Our global trade rules fall short of the 21st century, and global investment rules are, alas, non-existent. Furthermore, value chains evolved historically as southern export platforms to service northern markets, but now we are seeing shifts in southern locations and increasing targeting of other southern markets. Yet the Doha round is predicated on a north-south negotiating dynamic. As value chain relocation takes hold, driven by emerging market growth, so the new dynamics need to be reflected in how the WTO conducts its business.
How can WTO rules be advanced in the absence of a conclusion of the Doha round? Other approaches need to be explored, including plurilateral or small group negotiations under the auspices of the WTO.1 The politics of this approach are challenging, but the systemic implications of continued stasis in the WTO are arguably worse.
Two further implications relate to services trade and investment. First, trade rules should be updated to promote modal neutrality in services trade and investment. Specifically, modes 1 (cross-border trade) and 3 (cross-border investment) should be open and therefore facilitate modal switching.
Second, regulators need to promote regulatory coherence across borders so as not to establish bottlenecks in the value chain creation process. This could be done through the adoption of general or sector-specific principles, or both.
Given the difficulties with updating WTO rules, more progress has been made in preferential trade arrangements (PTAs) and bilateral investment treaties. Production chains are even more intense at the regional level, and thus regional agreements can more easily respond to the challenge, complementing multilateral disciplines. Nonetheless, PTAs could add to transactions costs. Furthermore, PTA rules are based on an antiquated understanding of where goods are ‘from’ – hence the Byzantine networks of ‘rules of origin’. But goods are now ‘from’ everywhere, because of global value chains.

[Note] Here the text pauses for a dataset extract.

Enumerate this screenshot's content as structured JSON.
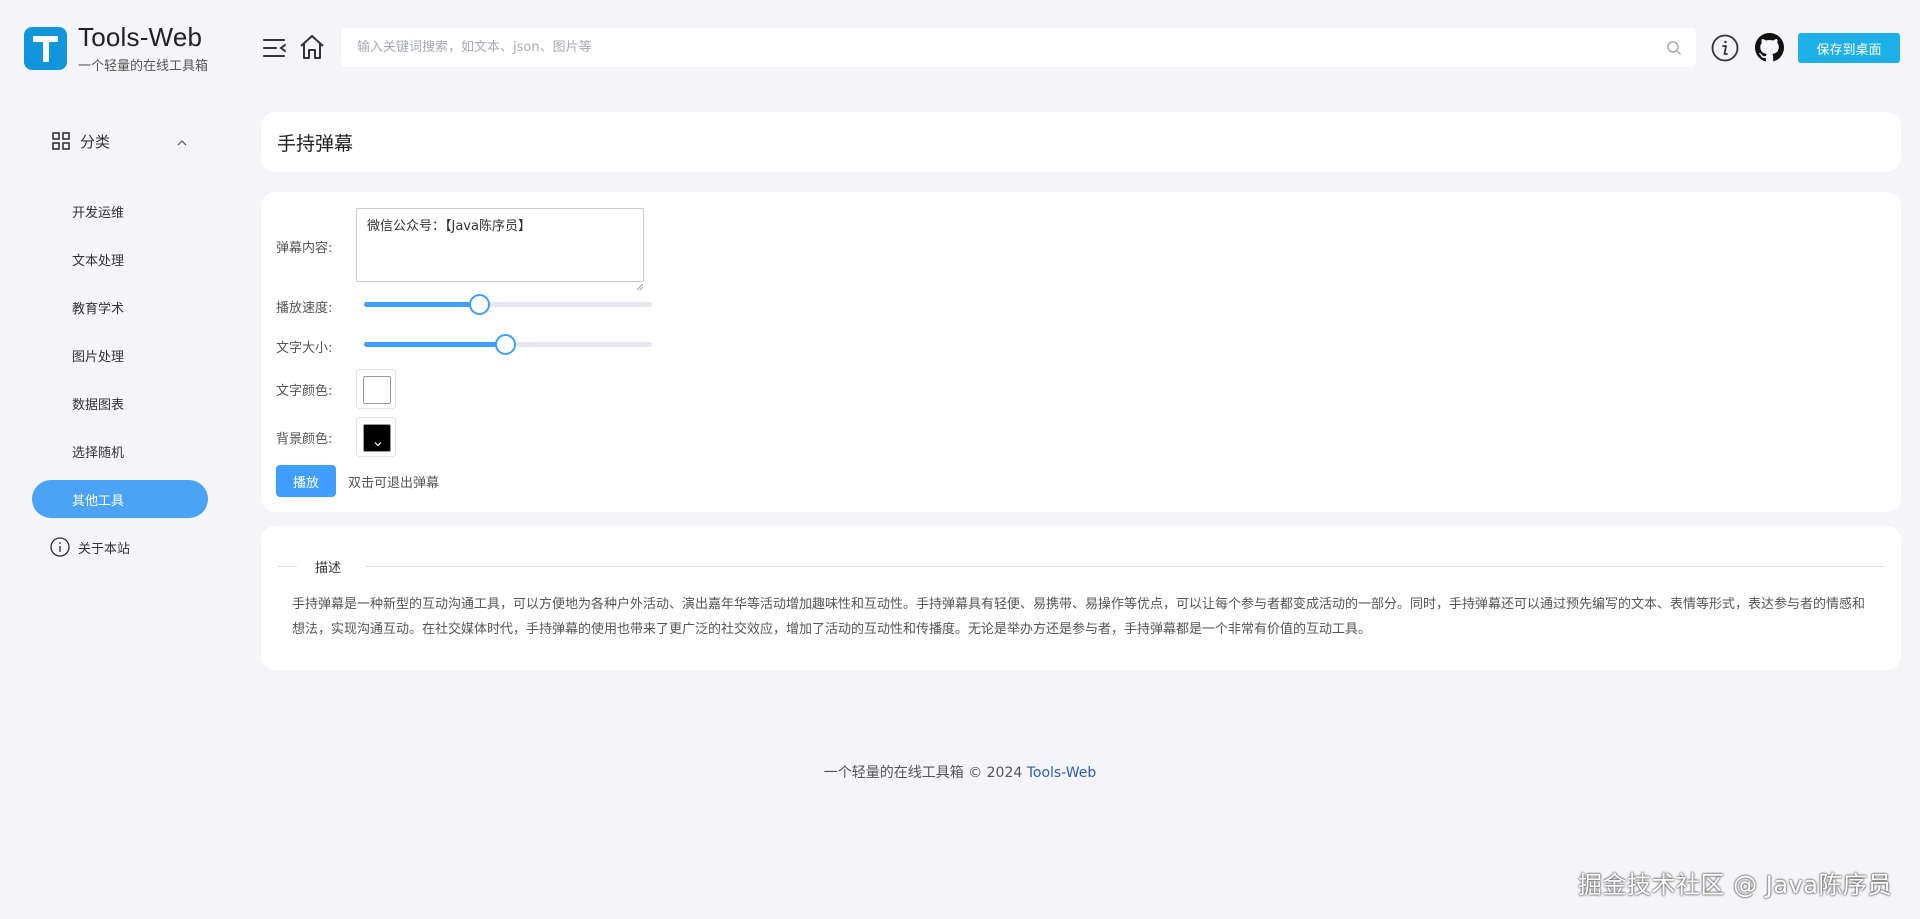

Therefore new approaches to negotiating PTAs, with a view to making them more compatible with actual global value chain operations and ultimately WTO disciplines, are required. At the very least this suggests an approach rooted in reducing transactions costs, not raising new barriers to trade. A key question is how these ‘bottom-up’ changes could be incorporated into the WTO’s architecture. This is a subject our council has also previously considered, and the interested reader is referred to our recommendations in this regard.2
Editors’ note: Peter Draper was the editor and Chair of the Global Agenda Council on Trade that collectively drafted the report on which this column is based. See the report for individual contributions.